Case Study – Movie Theater Releases:
Please answer the following questions guidelines mentioned below in separate documents
1. Overview of Data Mining Process (Chapter – 2): (30 points)
Problem 2.1: (8 points)
Problem 2.3: (2 points)
Problem 2.5: (5 points)
Problem 2.6: (5 points)
Problem 2.10: (5 points)
Problem 2.11: (5 points) – Use the Toyota Corolla file
a. While exploring the data please display all the column names and remove redundant ones. Take time to understand the data so it is easier to use.
i. In 2.11 b, i, Replace “Metallic” with “Color”
ii. random seed is the default seed, so you do not need to specify it in your code.

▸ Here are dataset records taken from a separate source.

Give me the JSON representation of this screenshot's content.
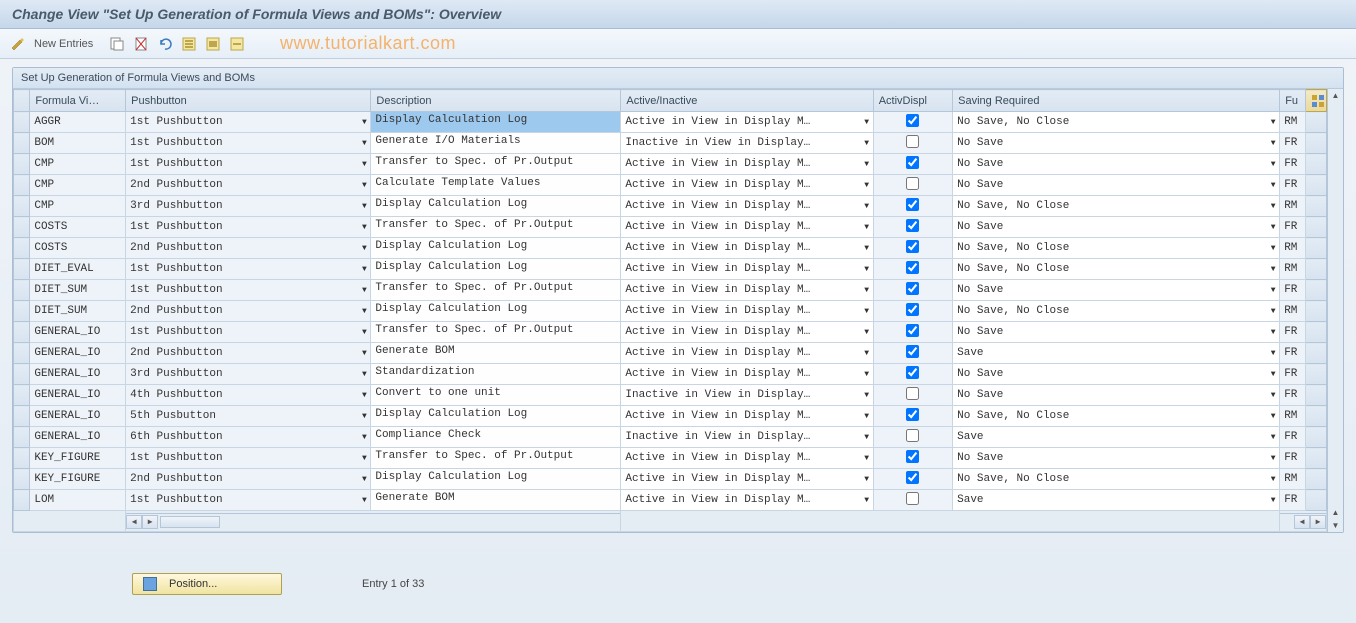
{
  "title": "Change View \"Set Up Generation of Formula Views and BOMs\": Overview",
  "toolbar": {
    "new_entries": "New Entries"
  },
  "watermark": "www.tutorialkart.com",
  "panel_title": "Set Up Generation of Formula Views and BOMs",
  "columns": {
    "formula_view": "Formula Vi…",
    "pushbutton": "Pushbutton",
    "description": "Description",
    "active_inactive": "Active/Inactive",
    "activ_displ": "ActivDispl",
    "saving_required": "Saving Required",
    "fu": "Fu"
  },
  "rows": [
    {
      "fv": "AGGR",
      "pb": "1st Pushbutton",
      "desc": "Display Calculation Log",
      "ai": "Active in View in Display M…",
      "ad": true,
      "sr": "No Save, No Close",
      "fu": "RM",
      "sel": true
    },
    {
      "fv": "BOM",
      "pb": "1st Pushbutton",
      "desc": "Generate I/O Materials",
      "ai": "Inactive in View in Display…",
      "ad": false,
      "sr": "No Save",
      "fu": "FR"
    },
    {
      "fv": "CMP",
      "pb": "1st Pushbutton",
      "desc": "Transfer to Spec. of Pr.Output",
      "ai": "Active in View in Display M…",
      "ad": true,
      "sr": "No Save",
      "fu": "FR"
    },
    {
      "fv": "CMP",
      "pb": "2nd Pushbutton",
      "desc": "Calculate Template Values",
      "ai": "Active in View in Display M…",
      "ad": false,
      "sr": "No Save",
      "fu": "FR"
    },
    {
      "fv": "CMP",
      "pb": "3rd Pushbutton",
      "desc": "Display Calculation Log",
      "ai": "Active in View in Display M…",
      "ad": true,
      "sr": "No Save, No Close",
      "fu": "RM"
    },
    {
      "fv": "COSTS",
      "pb": "1st Pushbutton",
      "desc": "Transfer to Spec. of Pr.Output",
      "ai": "Active in View in Display M…",
      "ad": true,
      "sr": "No Save",
      "fu": "FR"
    },
    {
      "fv": "COSTS",
      "pb": "2nd Pushbutton",
      "desc": "Display Calculation Log",
      "ai": "Active in View in Display M…",
      "ad": true,
      "sr": "No Save, No Close",
      "fu": "RM"
    },
    {
      "fv": "DIET_EVAL",
      "pb": "1st Pushbutton",
      "desc": "Display Calculation Log",
      "ai": "Active in View in Display M…",
      "ad": true,
      "sr": "No Save, No Close",
      "fu": "RM"
    },
    {
      "fv": "DIET_SUM",
      "pb": "1st Pushbutton",
      "desc": "Transfer to Spec. of Pr.Output",
      "ai": "Active in View in Display M…",
      "ad": true,
      "sr": "No Save",
      "fu": "FR"
    },
    {
      "fv": "DIET_SUM",
      "pb": "2nd Pushbutton",
      "desc": "Display Calculation Log",
      "ai": "Active in View in Display M…",
      "ad": true,
      "sr": "No Save, No Close",
      "fu": "RM"
    },
    {
      "fv": "GENERAL_IO",
      "pb": "1st Pushbutton",
      "desc": "Transfer to Spec. of Pr.Output",
      "ai": "Active in View in Display M…",
      "ad": true,
      "sr": "No Save",
      "fu": "FR"
    },
    {
      "fv": "GENERAL_IO",
      "pb": "2nd Pushbutton",
      "desc": "Generate BOM",
      "ai": "Active in View in Display M…",
      "ad": true,
      "sr": "Save",
      "fu": "FR"
    },
    {
      "fv": "GENERAL_IO",
      "pb": "3rd Pushbutton",
      "desc": "Standardization",
      "ai": "Active in View in Display M…",
      "ad": true,
      "sr": "No Save",
      "fu": "FR"
    },
    {
      "fv": "GENERAL_IO",
      "pb": "4th Pushbutton",
      "desc": "Convert to one unit",
      "ai": "Inactive in View in Display…",
      "ad": false,
      "sr": "No Save",
      "fu": "FR"
    },
    {
      "fv": "GENERAL_IO",
      "pb": "5th Pusbutton",
      "desc": "Display Calculation Log",
      "ai": "Active in View in Display M…",
      "ad": true,
      "sr": "No Save, No Close",
      "fu": "RM"
    },
    {
      "fv": "GENERAL_IO",
      "pb": "6th Pushbutton",
      "desc": "Compliance Check",
      "ai": "Inactive in View in Display…",
      "ad": false,
      "sr": "Save",
      "fu": "FR"
    },
    {
      "fv": "KEY_FIGURE",
      "pb": "1st Pushbutton",
      "desc": "Transfer to Spec. of Pr.Output",
      "ai": "Active in View in Display M…",
      "ad": true,
      "sr": "No Save",
      "fu": "FR"
    },
    {
      "fv": "KEY_FIGURE",
      "pb": "2nd Pushbutton",
      "desc": "Display Calculation Log",
      "ai": "Active in View in Display M…",
      "ad": true,
      "sr": "No Save, No Close",
      "fu": "RM"
    },
    {
      "fv": "LOM",
      "pb": "1st Pushbutton",
      "desc": "Generate BOM",
      "ai": "Active in View in Display M…",
      "ad": false,
      "sr": "Save",
      "fu": "FR"
    }
  ],
  "footer": {
    "position_label": "Position...",
    "entry_info": "Entry 1 of 33"
  }
}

2. Data Exploration and Visualization (Chapter – 3): (20 points)
Q1. Car Insurance: Scatter Plots: A company’s sales department that gives car insurance is looking for prospective customers. The company is interested in classifying customers as prospective Yes or No response based on Income and previous year claim amount. The marketing expert looked at a random sample of 24 households, given in the file car_insurance.csv
Using R, create a scatter plot of Total Claim amount vs. Income, color-coded by the outcome
variable Yes/No. Make sure to obtain a well-formatted plot using ggplot (create legible
labels and a legend, etc.) (7 points)
Can we in a generic case say that if a customer has higher income, he is likely to respond Yes to an insurance claim? (3 points)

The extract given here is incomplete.